A picture is worth a thousand words; not $20 an image.
Visuals (whether it be images, videos, or GIFs) have taken over the Internet and marketers, content creators, and business owners are all aware of this. This is pretty reasonable considering 65 percent of Americans are visual learners.
With imagery playing a massive role in the development and circulation of various marketing materials like newsletters, blogs, and landing pages, stock photography sites have exploded in numbers. Yet oddly enough, many of these sites still house some of the most awkward, contrived and downright cheesy photos imaginable. And if you do go with a site that has more alluring photographs, it can cost you a pretty penny.

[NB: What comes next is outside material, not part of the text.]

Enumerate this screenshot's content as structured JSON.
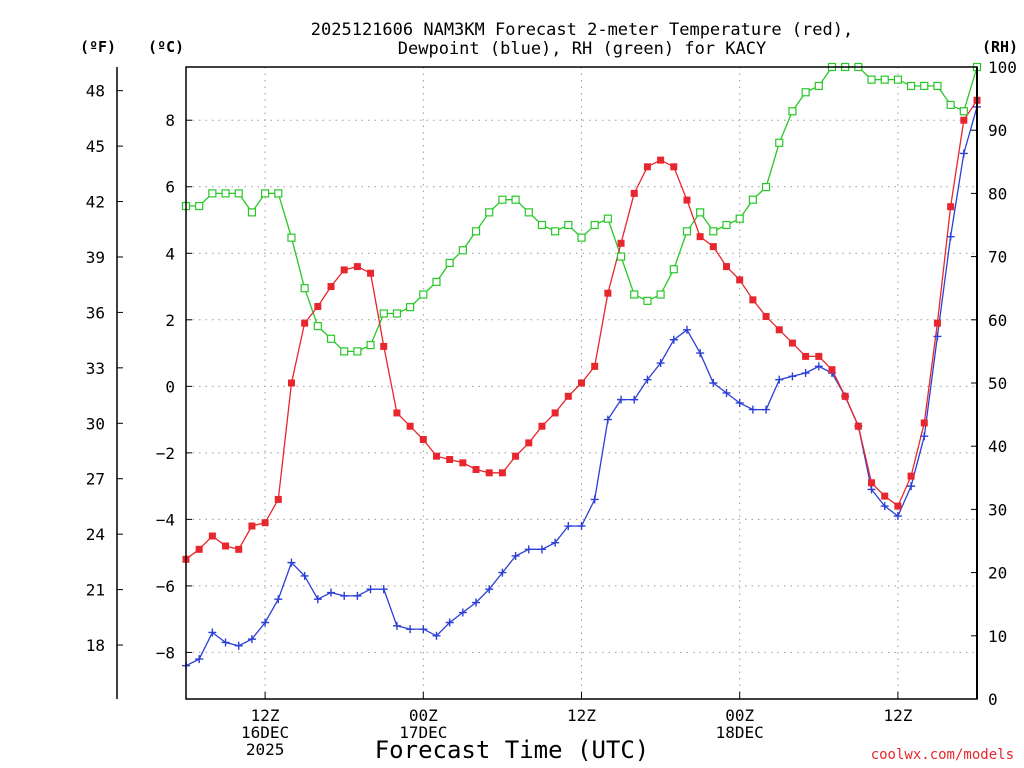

There is hope, however; a few standout sites not only feature some wow-worthy images, but a hefty dose of innovation too. Check out these five sites that are well worth a look.
Stocksy was founded by iStock’s original creator, Bruce Livingstone and many photographers find this site to be an invaluable resource when it comes to selling their images. Their ethical approach to the industry is what really allows Stocksy to shine. Its business model is focused on providing fair pay to its contributors and helping them to cultivate sustainable careers while simultaneously providing members with some of the best images available.
Stocksy incentivizes its contributors to capture fantastic photos by paying out 50 percent of the revenue gained on standard license images and 75 percent on extended licenses. What’s more, Stocksy also gives every one of its photographers a share of the company. And to ensure that contributors stay creative, only a limited number are accepted each year to keep standards high. While the images submitted to Stocksy can only be sold there, photographers are still welcome to work with other platforms.
This site houses truly stunning photos that undergo a rigorous selection process and it offers only the best when it comes to moral integrity. For these reasons and more, Stocksy absolutely rocks.
2. Death to Stock
Founders of Death to Stock, Allie and David, are well aware of the pain-points content producers, businesses and other creatives face when trying to locate high-quality images; high prices, generic photos and a decided lack or originality. Hence the creation of Death to Stock.
This site strays from all of the people-against-white-backgrounds nonsense and focuses on lively images. Each month a pack of 10 categorized photos is e-mailed to subscribers. Categories can run from simple things like computers, to more ambiguous things like ‘feeling alive.’ The site also offers a premium package for $10 a month that grants access to its entire library of images. Death to Stock utilizes its own license, which can be viewed on the site.
3. Adobe Stock
A name synonymous with creativity, Adobe launched its own stock photo service last year with the creation of Adobe Stock. After acquiring Fotolia’s existing library in an effort to kick start interest, Adobe Stock decided to take things a step further and get innovative by introducing creative app integration.
For individuals who already employ Adobe software like Photoshop or Indesign, access to Adobe Stock is now available directly through the applications. Images can be edited inside of current projects without having to download the image until you’re ready. Once the final draft of your work is good to go, simply pay to remove the watermarks and you are all set. This can prove to be a phenomenal resource that saves loads of time for graphic designers, Web developers and other creatives. Adobe’s ingenious way of leveraging its stock photo platform could have a major impact on how other sites and agencies view their audience and customers.
4. New Old Stock
If you are looking for images with more of a unique and vintage flair, check out New Old Stock. This site puts a creative twist on stock photography since all the photos on the site are antique images that are free of any known copyright restrictions.
The rare images housed on this site are derived from the public archive via Flickr Commons. Many photos were taken by government agencies and depict some extremely candid moments. On New Old Stock, you can find many pictures of various streets and cities, shots of animals and loads of images containing the people of yesteryear.
Even if you don’t find exactly what you are looking for, this site is a real gem to scroll through, acting as something of a digital time machine. While the photos are free of copyrights, it’s still best to read through the rights and usage page before applying them to a large scale project.
Refe is a true diamond in the rough: This Tumblr driven site is comprised of photos taken only on mobile devices. And thanks to advanced mobile technology, none of the quality is compromised. There is a wide array of subject matters to choose from on Refe including nature shots, technology, urban environments and so much more.
Navigation of Refe is super simple too; all users need to do is browse for the right photo and click the “download” link below the desired image. Refe also provides brief descriptions to help identify locations, fun facts and other things to help give a frame of reference.
Since these photos are captured on mobile devices, Refe provides an authenticity to its photos that is difficult to duplicate otherwise.
There are tons of amazing stock photo resources available online that won’t empty your bank account. It’s all about having a good eye and a willingness to seek out innovation.
What is your favorite stock photography site? What other unique stock sites do you know of that weren’t mentioned here?